Is the onus of charging your snowboard bindings and secret agent-y decoder watch the night before a powder day worth it? I don’t know.

On the other hand, one pain point the QuickSett V2’s creators identify correctly is knee comfort. After a long day letting your board sag off one foot in the chair, and pushing around against that same crooked ankle and twisted knee, the Advil (and other pain relievers) can flow freely.

Hanging a board off a straightened ankle would be a welcome improvement in the chair, and an obvious boon to pushing ergonomics. However, QuickSett also says keeping a straight front foot can help snowboarders make it off the chair and down the ramp easier, and that’s patently false. Control over a board comes from both heels and both toes, and I can’t imagine anyone who’s already uncomfortable getting out of the chair would benefit from having only one foot to steer.

a man rides on a chairlift with his snowboard pointing forward.

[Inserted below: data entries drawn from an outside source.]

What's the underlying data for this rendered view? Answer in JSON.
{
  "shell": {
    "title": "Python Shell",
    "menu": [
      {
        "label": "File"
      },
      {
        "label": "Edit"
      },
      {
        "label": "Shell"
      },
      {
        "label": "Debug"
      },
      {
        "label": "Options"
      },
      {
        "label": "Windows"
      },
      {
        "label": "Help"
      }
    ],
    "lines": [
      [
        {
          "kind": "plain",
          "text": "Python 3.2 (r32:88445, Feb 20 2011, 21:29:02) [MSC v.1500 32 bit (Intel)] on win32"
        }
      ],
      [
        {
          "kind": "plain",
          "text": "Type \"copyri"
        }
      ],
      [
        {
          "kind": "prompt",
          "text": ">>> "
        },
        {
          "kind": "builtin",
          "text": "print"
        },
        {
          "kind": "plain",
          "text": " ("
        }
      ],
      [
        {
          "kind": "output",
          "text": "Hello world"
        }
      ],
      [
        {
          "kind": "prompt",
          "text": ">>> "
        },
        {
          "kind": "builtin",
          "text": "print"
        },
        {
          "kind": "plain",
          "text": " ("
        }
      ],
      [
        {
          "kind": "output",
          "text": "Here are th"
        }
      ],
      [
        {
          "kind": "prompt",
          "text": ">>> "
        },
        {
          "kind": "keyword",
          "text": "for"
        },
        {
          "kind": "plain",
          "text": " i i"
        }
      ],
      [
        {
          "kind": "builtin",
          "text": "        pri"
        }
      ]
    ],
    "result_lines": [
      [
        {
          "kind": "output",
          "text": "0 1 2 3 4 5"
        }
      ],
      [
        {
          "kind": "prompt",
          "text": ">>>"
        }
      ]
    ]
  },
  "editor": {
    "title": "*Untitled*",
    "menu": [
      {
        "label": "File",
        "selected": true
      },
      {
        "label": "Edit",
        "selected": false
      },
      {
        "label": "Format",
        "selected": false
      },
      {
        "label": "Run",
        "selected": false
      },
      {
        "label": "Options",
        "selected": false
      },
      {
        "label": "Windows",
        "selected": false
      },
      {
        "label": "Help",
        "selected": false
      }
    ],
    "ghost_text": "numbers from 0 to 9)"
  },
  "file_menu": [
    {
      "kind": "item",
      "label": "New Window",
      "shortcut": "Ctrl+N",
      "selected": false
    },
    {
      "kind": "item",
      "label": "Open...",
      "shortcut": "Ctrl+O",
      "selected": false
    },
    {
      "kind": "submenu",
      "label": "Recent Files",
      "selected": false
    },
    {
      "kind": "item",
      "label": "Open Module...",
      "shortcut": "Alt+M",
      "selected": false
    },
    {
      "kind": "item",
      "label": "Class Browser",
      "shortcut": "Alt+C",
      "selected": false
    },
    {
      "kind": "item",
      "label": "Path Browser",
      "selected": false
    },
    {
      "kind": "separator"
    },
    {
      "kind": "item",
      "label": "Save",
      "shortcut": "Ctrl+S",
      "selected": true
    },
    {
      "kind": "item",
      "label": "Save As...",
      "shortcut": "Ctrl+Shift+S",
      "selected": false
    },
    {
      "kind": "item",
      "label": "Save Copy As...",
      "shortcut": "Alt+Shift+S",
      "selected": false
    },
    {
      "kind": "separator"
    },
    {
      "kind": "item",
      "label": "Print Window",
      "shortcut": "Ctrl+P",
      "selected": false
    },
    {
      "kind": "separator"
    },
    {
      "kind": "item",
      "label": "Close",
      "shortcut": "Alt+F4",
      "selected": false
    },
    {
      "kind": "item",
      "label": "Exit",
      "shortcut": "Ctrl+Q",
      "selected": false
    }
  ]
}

Looks cozy, no? Photo: QuickSett V2

All in all, the QuickSett V2 looks like a good enough idea to draw some interest. It’s helpful that you can lock it out at the angle you want, it’s nice that it’s mostly universal, and the watch idea holds its appeal. (Ahem, App Store.)

If you’re considering the setup for your existing bindings, check the compatibility on Kickstarter. But caution and research is needed here: Compatibility is less than straightforward, and the company offers varyingly complete snowboard kits that come with parts lists we could not verify despite contacting the company.

Right now, you can pledge €158 ($172) for one QuickSett V2 or €233 ($254) for two. If you also need bindings, you can do a one-stop shop that includes the disc and two Union STR bindings for €280 ($305).